11 Novembro 2013
Publicada por Um Dia à Vez
Fitei atentamente aquela face outrora imberbe.
“Pierre?”, pensei. Não tive dúvidas de que aquele indigente era um antigo
colega e grande amigo meu com quem travei conhecimento durante um semestre de
faculdade que fiz em Paris, na Sorbonne… Partilhara o apartamento com Pierre por
sermos ambos do curso de História, tendo esses quatro meses sido de
convalescença para mim devido ao falecimento do Tio César, marido da tia Elvira.

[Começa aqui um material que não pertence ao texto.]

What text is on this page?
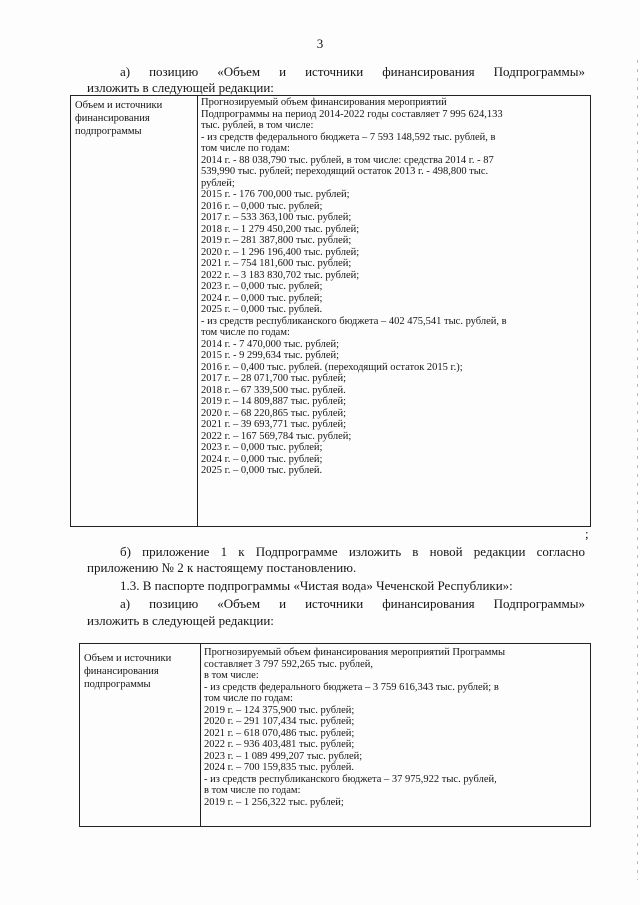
3
а) позицию «Объем и источники финансирования Подпрограммы»
изложить в следующей редакции:
Объем и источники финансирования подпрограммы
Прогнозируемый объем финансирования мероприятий
Подпрограммы на период 2014-2022 годы составляет 7 995 624,133
тыс. рублей, в том числе:
- из средств федерального бюджета – 7 593 148,592 тыс. рублей, в
том числе по годам:
2014 г. - 88 038,790 тыс. рублей, в том числе: средства 2014 г. - 87
539,990 тыс. рублей; переходящий остаток 2013 г. - 498,800 тыс.
рублей;
2015 г. - 176 700,000 тыс. рублей;
2016 г. – 0,000 тыс. рублей;
2017 г. – 533 363,100 тыс. рублей;
2018 г. – 1 279 450,200 тыс. рублей;
2019 г. – 281 387,800 тыс. рублей;
2020 г. – 1 296 196,400 тыс. рублей;
2021 г. – 754 181,600 тыс. рублей;
2022 г. – 3 183 830,702 тыс. рублей;
2023 г. – 0,000 тыс. рублей;
2024 г. – 0,000 тыс. рублей;
2025 г. – 0,000 тыс. рублей.
- из средств республиканского бюджета – 402 475,541 тыс. рублей, в
том числе по годам:
2014 г. - 7 470,000 тыс. рублей;
2015 г. - 9 299,634 тыс. рублей;
2016 г. – 0,400 тыс. рублей. (переходящий остаток 2015 г.);
2017 г. – 28 071,700 тыс. рублей;
2018 г. – 67 339,500 тыс. рублей.
2019 г. – 14 809,887 тыс. рублей;
2020 г. – 68 220,865 тыс. рублей;
2021 г. – 39 693,771 тыс. рублей;
2022 г. – 167 569,784 тыс. рублей;
2023 г. – 0,000 тыс. рублей;
2024 г. – 0,000 тыс. рублей;
2025 г. – 0,000 тыс. рублей.
;
б) приложение 1 к Подпрограмме изложить в новой редакции согласно
приложению № 2 к настоящему постановлению.
1.3. В паспорте подпрограммы «Чистая вода» Чеченской Республики»:
а) позицию «Объем и источники финансирования Подпрограммы»
изложить в следующей редакции:
Объем и источники финансирования подпрограммы
Прогнозируемый объем финансирования мероприятий Программы
составляет 3 797 592,265 тыс. рублей,
в том числе:
- из средств федерального бюджета – 3 759 616,343 тыс. рублей; в
том числе по годам:
2019 г. – 124 375,900 тыс. рублей;
2020 г. – 291 107,434 тыс. рублей;
2021 г. – 618 070,486 тыс. рублей;
2022 г. – 936 403,481 тыс. рублей;
2023 г. – 1 089 499,207 тыс. рублей;
2024 г. – 700 159,835 тыс. рублей.
- из средств республиканского бюджета – 37 975,922 тыс. рублей,
в том числе по годам:
2019 г. – 1 256,322 тыс. рублей;
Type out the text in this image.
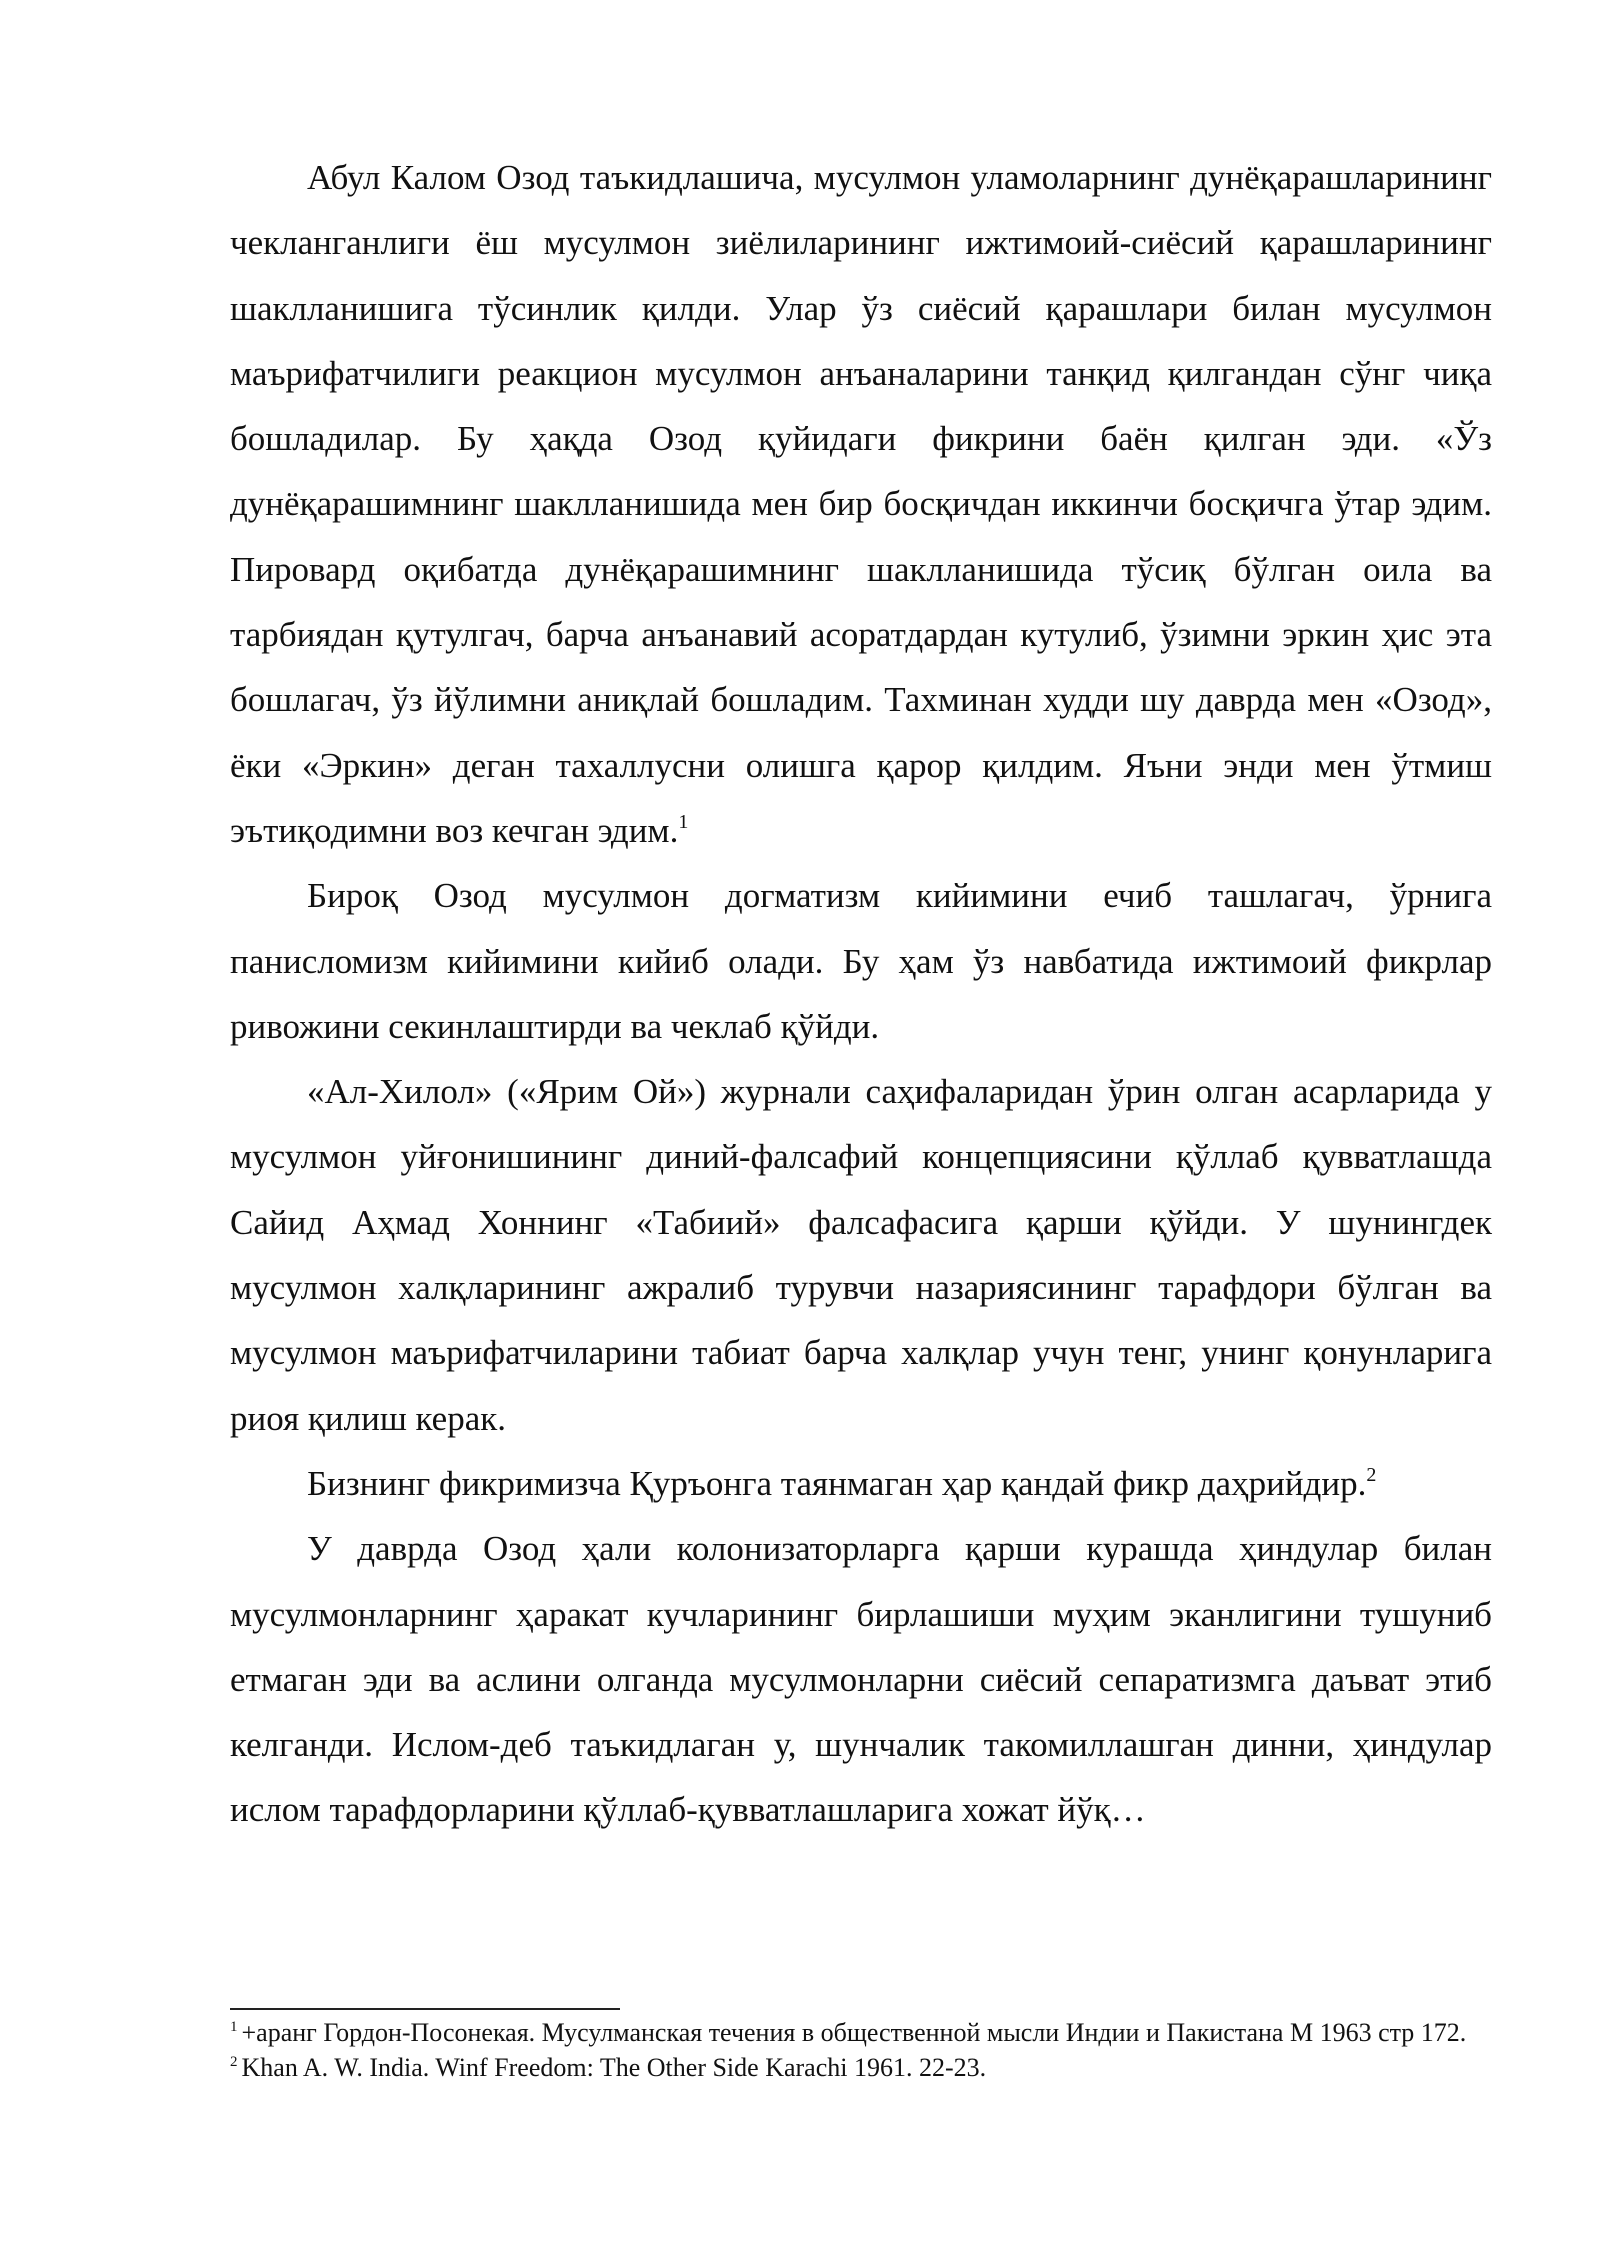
Абул Калом Озод таъкидлашича, мусулмон уламоларнинг дунёқарашларининг чекланганлиги ёш мусулмон зиёлиларининг ижтимоий-сиёсий қарашларининг шаклланишига тўсинлик қилди. Улар ўз сиёсий қарашлари билан мусулмон маърифатчилиги реакцион мусулмон анъаналарини танқид қилгандан сўнг чиқа бошладилар. Бу ҳақда Озод қуйидаги фикрини баён қилган эди. «Ўз дунёқарашимнинг шаклланишида мен бир босқичдан иккинчи босқичга ўтар эдим. Пировард оқибатда дунёқарашимнинг шаклланишида тўсиқ бўлган оила ва тарбиядан қутулгач, барча анъанавий асоратдардан кутулиб, ўзимни эркин ҳис эта бошлагач, ўз йўлимни аниқлай бошладим. Тахминан худди шу даврда мен «Озод», ёки «Эркин» деган тахаллусни олишга қарор қилдим. Яъни энди мен ўтмиш эътиқодимни воз кечган эдим.$^1$

Бироқ Озод мусулмон догматизм кийимини ечиб ташлагач, ўрнига панисломизм кийимини кийиб олади. Бу ҳам ўз навбатида ижтимоий фикрлар ривожини секинлаштирди ва чеклаб қўйди.

«Ал-Хилол» («Ярим Ой») журнали саҳифаларидан ўрин олган асарларида у мусулмон уйғонишининг диний-фалсафий концепциясини қўллаб қувватлашда Сайид Аҳмад Хоннинг «Табиий» фалсафасига қарши қўйди. У шунингдек мусулмон халқларининг ажралиб турувчи назариясининг тарафдори бўлган ва мусулмон маърифатчиларини табиат барча халқлар учун тенг, унинг қонунларига риоя қилиш керак.

Бизнинг фикримизча Қуръонга таянмаган ҳар қандай фикр даҳрийдир.$^2$

У даврда Озод ҳали колонизаторларга қарши курашда ҳиндулар билан мусулмонларнинг ҳаракат кучларининг бирлашиши муҳим эканлигини тушуниб етмаган эди ва аслини олганда мусулмонларни сиёсий сепаратизмга даъват этиб келганди. Ислом-деб таъкидлаган у, шунчалик такомиллашган динни, ҳиндулар ислом тарафдорларини қўллаб-қувватлашларига хожат йўқ…

$^1$ +аранг Гордон-Посонекая. Мусулманская течения в общественной мысли Индии и Пакистана М 1963 стр 172.

$^2$ Khan A. W. India. Winf Freedom: The Other Side Karachi 1961. 22-23.
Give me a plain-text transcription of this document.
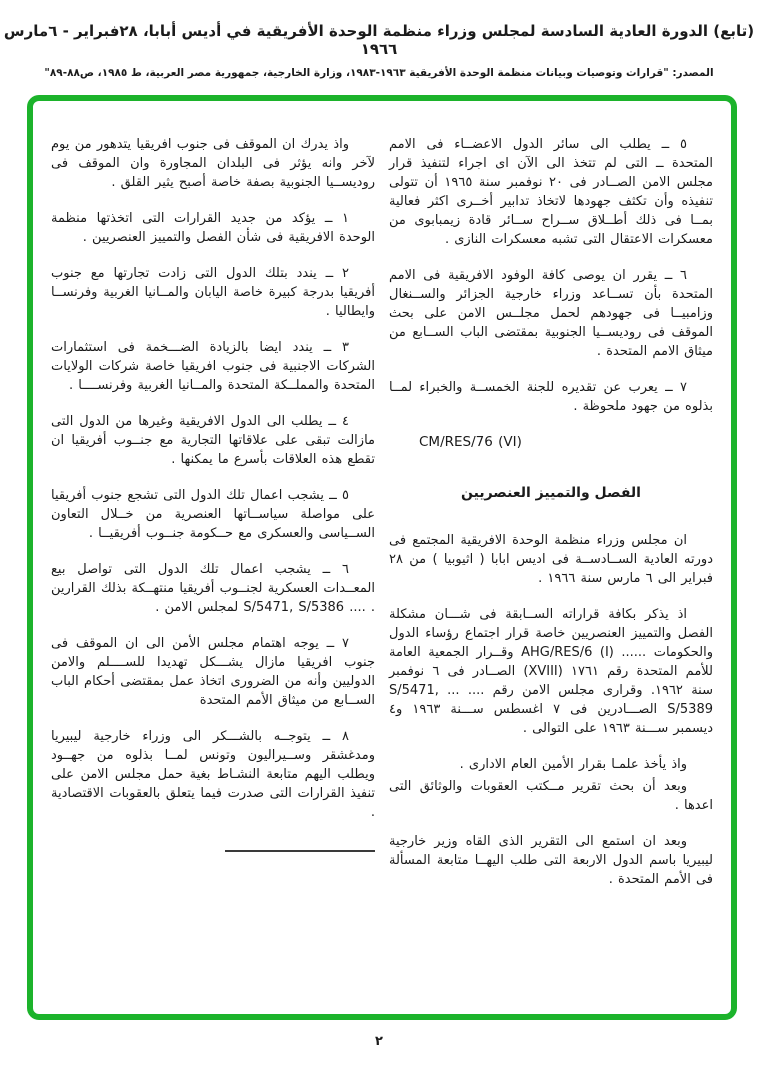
(تابع) الدورة العادية السادسة لمجلس وزراء منظمة الوحدة الأفريقية في أديس أبابا، ٢٨فبراير - ٦مارس ١٩٦٦
المصدر: "قرارات وتوصيات وبيانات منظمة الوحدة الأفريقية ١٩٦٣-١٩٨٣، وزارة الخارجية، جمهورية مصر العربية، ط ١٩٨٥، ص٨٨-٨٩"

٥ ــ يطلب الى سائر الدول الاعضــاء فى الامم المتحدة ــ التى لم تتخذ الى الآن اى اجراء لتنفيذ قرار مجلس الامن الصــادر فى ٢٠ نوفمبر سنة ١٩٦٥ أن تتولى تنفيذه وأن تكثف جهودها لاتخاذ تدابير أخــرى اكثر فعالية بمــا فى ذلك أطــلاق ســراح ســائر قادة زيمبابوى من معسكرات الاعتقال التى تشبه معسكرات النازى .

٦ ــ يقرر ان يوصى كافة الوفود الافريقية فى الامم المتحدة بأن تســاعد وزراء خارجية الجزائر والســنغال وزامبيــا فى جهودهم لحمل مجلــس الامن على بحث الموقف فى روديســيا الجنوبية بمقتضى الباب الســابع من ميثاق الامم المتحدة .

٧ ــ يعرب عن تقديره للجنة الخمســة والخبراء لمــا بذلوه من جهود ملحوظة .

CM/RES/76 (VI)

الفصل والتمييز العنصريين

ان مجلس وزراء منظمة الوحدة الافريقية المجتمع فى دورته العادية الســادســة فى اديس ابابا ( اثيوبيا ) من ٢٨ فبراير الى ٦ مارس سنة ١٩٦٦ .

اذ يذكر بكافة قراراته الســابقة فى شـــان مشكلة الفصل والتمييز العنصريين خاصة قرار اجتماع رؤساء الدول والحكومات ...... AHG/RES/6 (I) وقــرار الجمعية العامة للأمم المتحدة رقم ١٧٦١ (XVIII) الصــادر فى ٦ نوفمبر سنة ١٩٦٢. وقرارى مجلس الامن رقم .... ... S/5471, S/5389 الصـــادرين فى ٧ اغسطس ســـنة ١٩٦٣ و٤ ديسمبر ســـنة ١٩٦٣ على التوالى .

واذ يأخذ علمـا بقرار الأمين العام الادارى .

وبعد أن بحث تقرير مــكتب العقوبات والوثائق التى اعدها .

وبعد ان استمع الى التقرير الذى القاه وزير خارجية ليبيريا باسم الدول الاربعة التى طلب اليهــا متابعة المسألة فى الأمم المتحدة .

واذ يدرك ان الموقف فى جنوب افريقيا يتدهور من يوم لآخر وانه يؤثر فى البلدان المجاورة وان الموقف فى روديســيا الجنوبية بصفة خاصة أصبح يثير القلق .

١ ــ يؤكد من جديد القرارات التى اتخذتها منظمة الوحدة الافريقية فى شأن الفصل والتمييز العنصريين .

٢ ــ يندد بتلك الدول التى زادت تجارتها مع جنوب أفريقيا بدرجة كبيرة خاصة اليابان والمــانيا الغربية وفرنســا وايطاليا .

٣ ــ يندد ايضا بالزيادة الضـــخمة فى استثمارات الشركات الاجنبية فى جنوب افريقيا خاصة شركات الولايات المتحدة والمملــكة المتحدة والمــانيا الغربية وفرنســــا .

٤ ــ يطلب الى الدول الافريقية وغيرها من الدول التى مازالت تبقى على علاقاتها التجارية مع جنــوب أفريقيا ان تقطع هذه العلاقات بأسرع ما يمكنها .

٥ ــ يشجب اعمال تلك الدول التى تشجع جنوب أفريقيا على مواصلة سياســاتها العنصرية من خــلال التعاون الســياسى والعسكرى مع حــكومة جنــوب أفريقيــا .

٦ ــ يشجب اعمال تلك الدول التى تواصل بيع المعــدات العسكرية لجنــوب أفريقيا منتهــكة بذلك القرارين . .... S/5471, S/5386 لمجلس الامن .

٧ ــ يوجه اهتمام مجلس الأمن الى ان الموقف فى جنوب افريقيا مازال يشـــكل تهديدا للســــلم والامن الدوليين وأنه من الضرورى اتخاذ عمل بمقتضى أحكام الباب الســابع من ميثاق الأمم المتحدة

٨ ــ يتوجــه بالشـــكر الى وزراء خارجية ليبيريا ومدغشقر وســيراليون وتونس لمــا بذلوه من جهــود ويطلب اليهم متابعة النشـاط بغية حمل مجلس الامن على تنفيذ القرارات التى صدرت فيما يتعلق بالعقوبات الاقتصادية .

٢
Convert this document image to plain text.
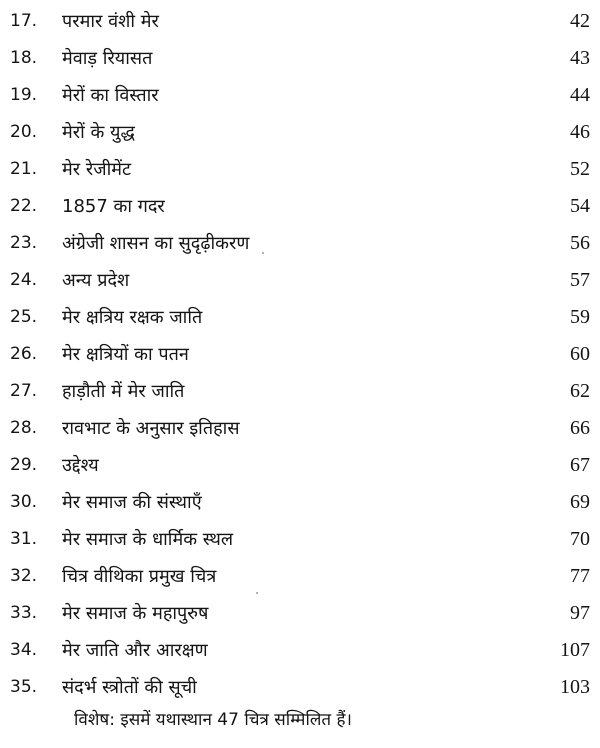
17.	परमार वंशी मेर	42
18.	मेवाड़ रियासत	43
19.	मेरों का विस्तार	44
20.	मेरों के युद्ध	46
21.	मेर रेजीमेंट	52
22.	1857 का गदर	54
23.	अंग्रेजी शासन का सुदृढ़ीकरण	56
24.	अन्य प्रदेश	57
25.	मेर क्षत्रिय रक्षक जाति	59
26.	मेर क्षत्रियों का पतन	60
27.	हाड़ौती में मेर जाति	62
28.	रावभाट के अनुसार इतिहास	66
29.	उद्देश्य	67
30.	मेर समाज की संस्थाएँ	69
31.	मेर समाज के धार्मिक स्थल	70
32.	चित्र वीथिका प्रमुख चित्र	77
33.	मेर समाज के महापुरुष	97
34.	मेर जाति और आरक्षण	107
35.	संदर्भ स्त्रोतों की सूची	103
विशेष: इसमें यथास्थान 47 चित्र सम्मिलित हैं।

Reencontrar aquele amigo na situação mais ignóbil da minha vida era, por um
lado, o recuperar de memórias revitalizantes e, por outro, o sentir irracional
de uma segurança injustificada por poder ter um apoio que já anteriormente se
mostrara caloroso. Contudo, aquilo que me bombardeava a mente no momento era o
desejo de saber a razão de ele se ostentar como um sem-abrigo em plenos
subúrbios portugueses.
Depois de o reconhecimento ser mútuo, Pierre,
certificando-se de que os seus companheiros não ouviam, tratou de explicar que
aquilo era só dissimulação. Na verdade, viera recentemente para Portugal para
tirar um doutoramento em Sociologia (a investigação que escolhera fora a
dinâmica das classes marginalizadas da sociedade), pelo que, sendo acérrimo
apologista do trabalho de campo no sentido mais literal, cultivava aquele
espectáculo desde há duas semanas.
Embasbacado com aquele figurino que ele
representava, esquecera-me completamente dos recentes eventos que haviam
preenchido os últimos dois dias da minha vida, e ele, que queria já ter entrado
em contacto comigo, disse para irmos até ao apartamento dele situado nas
redondezas e, assim, devido à consternação que reconhecera na minha face, poder
compreender em que termos andava uma amizade que outrora roçara os limites do
libidinoso.
Aceitei a proposta - ou imposição - procurando
apoderar-me da segurança que agora se revelava inconstante na minha vida.
- Vamos, então?- indagou Pierre.
- Tão céleres quanto o possível… - titubeei.